In your personal projects, setting num_words parameter of Tokenizer is the right way to restrict the vocabulary.

if I do not use num word as 1000 then my next section after the model training does not match with the expected output.

Balaji I used num_word 1000 only and I cleared the model.

at the beginning of the assignment it is mentioned to use num words 1000. I was doing a mistake in noticing one. I needed to have training accuracy of 95 and validation 90% which I was getting. but I thought like previous week accuracy I needed to get 99% training accuracy and 95% accuracy for validation.

I cleared the assignment grade too.

Congrats. As mentioned before, don’t hardcode values but rely on the function parameter and tokenizer state. It’s possible for the grader to use a different configuration than the one shared in the starter code.

I am having a similar error. I have checked my code over and over again and I cant find what’s wrong. It now stops processing when I reach this cell

grader-required-cell

Test your function

train_label_seq = tokenize_labels(labels, train_labels)
val_label_seq = tokenize_labels(labels, val_labels)

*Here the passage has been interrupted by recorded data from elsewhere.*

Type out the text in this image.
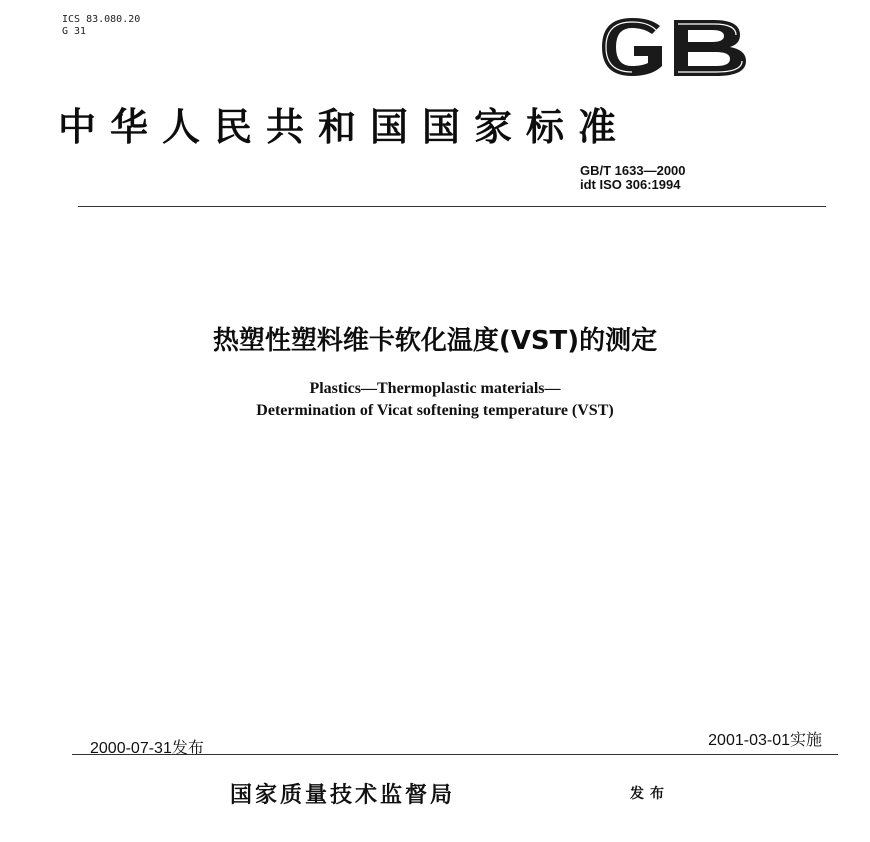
ICS 83.080.20
G 31
中华人民共和国国家标准
GB/T 1633—2000
idt ISO 306:1994
热塑性塑料维卡软化温度(VST)的测定
Plastics—Thermoplastic materials—
Determination of Vicat softening temperature (VST)
2000-07-31发布	2001-03-01实施
国家质量技术监督局	发布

I have ran it with the same code and have not received the error message shared in the original post , and it hasn’t stopped running. No issues with connectivity my GPU or any other factors I have deleted and restarted the notebook multiple times. If you could not respond by commenting this is due to a lack of knowledge I should have when starting this paper, I am on the third stage of the accreditation, I am well versed in python and ruby and have completed a previous tensorflow keras course including NLP.